Cette restauration s’est poursuivie au travers de la construction d’un deuxième ouvrage sur la digue internationale en 1998 (Cheyal) avec pour autre priorité la préservation de la biodiversité animale.

Les eaux de crue ont inondé tous les bassins du Parc y compris la lagune de Chat TBoul et les marais de Toumbos situés beaucoup plus au nord. Les espèces de poissons fréquentent à nouveau les bassins de Bell et du Diawling longtemps mis à sec.

La végétation caractéristique du bas delta se régénère à travers les crues artificielles permettant à nouveau le développement de 153 espèces végétales dont 128 espèces herbacées et 25 espèces ligneuses.
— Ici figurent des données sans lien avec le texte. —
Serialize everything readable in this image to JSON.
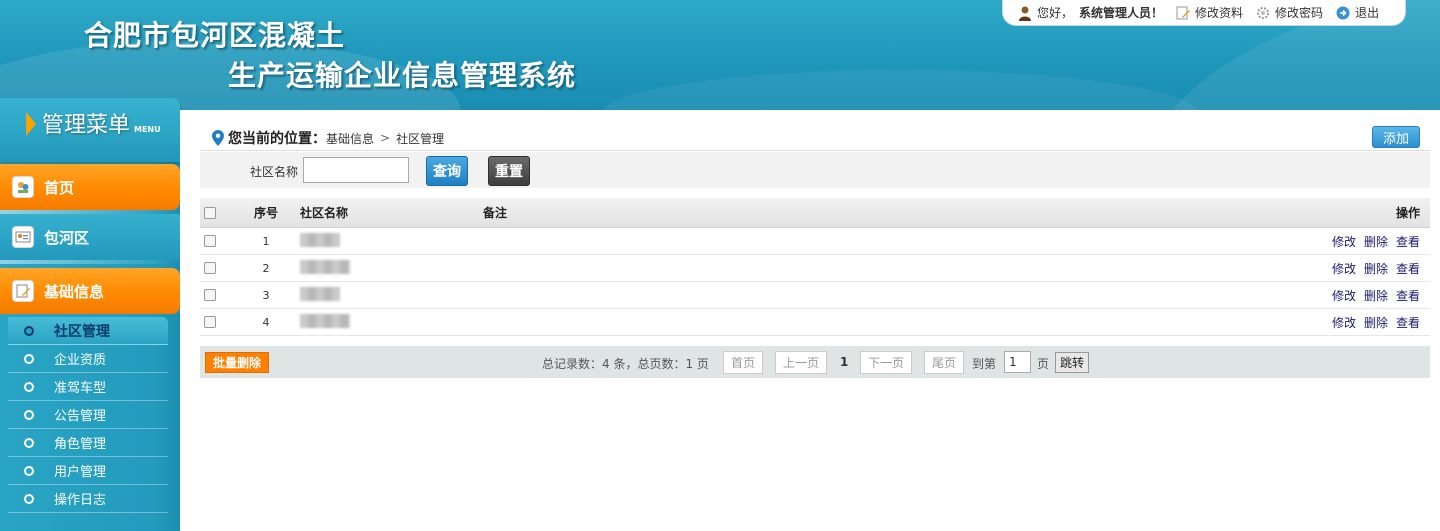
{
  "header": {
    "title_line1": "合肥市包河区混凝土",
    "title_line2": "生产运输企业信息管理系统"
  },
  "userbar": {
    "greeting": "您好，",
    "username": "系统管理人员！",
    "edit_profile": "修改资料",
    "change_password": "修改密码",
    "logout": "退出"
  },
  "sidebar": {
    "menu_title": "管理菜单",
    "menu_en": "MENU",
    "nav": [
      {
        "label": "首页",
        "icon": "home-icon"
      },
      {
        "label": "包河区",
        "icon": "id-card-icon"
      },
      {
        "label": "基础信息",
        "icon": "edit-document-icon"
      }
    ],
    "sub_items": [
      {
        "label": "社区管理",
        "active": true
      },
      {
        "label": "企业资质",
        "active": false
      },
      {
        "label": "准驾车型",
        "active": false
      },
      {
        "label": "公告管理",
        "active": false
      },
      {
        "label": "角色管理",
        "active": false
      },
      {
        "label": "用户管理",
        "active": false
      },
      {
        "label": "操作日志",
        "active": false
      }
    ]
  },
  "main": {
    "location_label": "您当前的位置：",
    "breadcrumb": [
      "基础信息",
      "社区管理"
    ],
    "breadcrumb_sep": ">",
    "add_button": "添加",
    "search": {
      "label": "社区名称",
      "value": "",
      "query_button": "查询",
      "reset_button": "重置"
    },
    "table": {
      "columns": [
        "序号",
        "社区名称",
        "备注",
        "操作"
      ],
      "rows": [
        {
          "seq": "1",
          "name": "",
          "note": ""
        },
        {
          "seq": "2",
          "name": "",
          "note": ""
        },
        {
          "seq": "3",
          "name": "",
          "note": ""
        },
        {
          "seq": "4",
          "name": "",
          "note": ""
        }
      ],
      "actions": [
        "修改",
        "删除",
        "查看"
      ]
    },
    "pager": {
      "batch_delete": "批量删除",
      "total_text": "总记录数：4 条，总页数：1 页",
      "first": "首页",
      "prev": "上一页",
      "current": "1",
      "next": "下一页",
      "last": "尾页",
      "goto_label": "到第",
      "goto_value": "1",
      "page_unit": "页",
      "jump": "跳转"
    }
  },
  "colors": {
    "header_bg": "#1f97bb",
    "sidebar_bg": "#229bbd",
    "nav_orange": "#ff8a00",
    "query_blue": "#1f7fc4",
    "batch_delete_orange": "#ff7f00"
  }
}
La plupart de ces espèces végétales joue un rôle dans le développement de l’artisanat local et dans l’alimentation du bétail ou dans la pharmacopée traditionnelle.

Le retour de la faune terrestre dans la zone est alors manifesté par la présence de plus de 11 espèces de reptiles (dont le crocodile du Nil, plusieurs espèces de varans et le python de Séba) et de plus de 20 espèces de mammifères largement dominées par le phacochère (Phacochoerus africanus) et le chacal (Canis aureus).

En 1999, le Fonds Français pour l'Environnement Mondial (FFEM) inaugure son intervention dans le bas delta à travers son programme « Appui à la Protection de la Biodiversité dans le Bas Delta Mauritanien » dont le but principal était de contribuer à la restauration des fonctions estuariennes du bas delta.

Ces interventions se sont notamment traduites par la consolidation de la restauration écologique et la mise en place d’un système de suivi scientifique.

Les premiers résultats en matière de conservation ayant largement été atteints, l’appui dont bénéficie le bas delta se diversifie rejoignant ainsi les objectifs initiaux du PND de conservation et de lutte contre la pauvreté. C’est dans ce sens que, sur appui de l’UICN et du gouvernement des Pays-Bas une nouvelle phase du programme Zone humide consacrée au développement durable des communautés locales est lancée.

En 2009, l’agence espagnole de coopération internationale et de développement (AECID) met en œuvre le Projet d’Appui la Restauration et à la Conservation des Ecosystèmes de la Réserve de Biosphère du bas delta du Parc National du Diawling (PARCE). De nombreuses actions de conservation sont alors entreprises : restauration des écosystèmes de mangrove, mise en place d’un suivi écologique des flamants nains et roses et des mammifères, appui à la surveillance.

A ces mesures de conservation, s’ajoutent des actions de développement telles que : l’appui aux activités traditionnelles de cueillette et l’installation de plates-formes technologiques solaires.Depuis novembre 2011, la coopération technique allemande (GIZ) appuie également le Parc en vue de l’élaboration d’un nouveau plan d’aménagement et de gestion intégrant les nouveaux enjeux de conservation des écosystèmes et de développement des populations locales.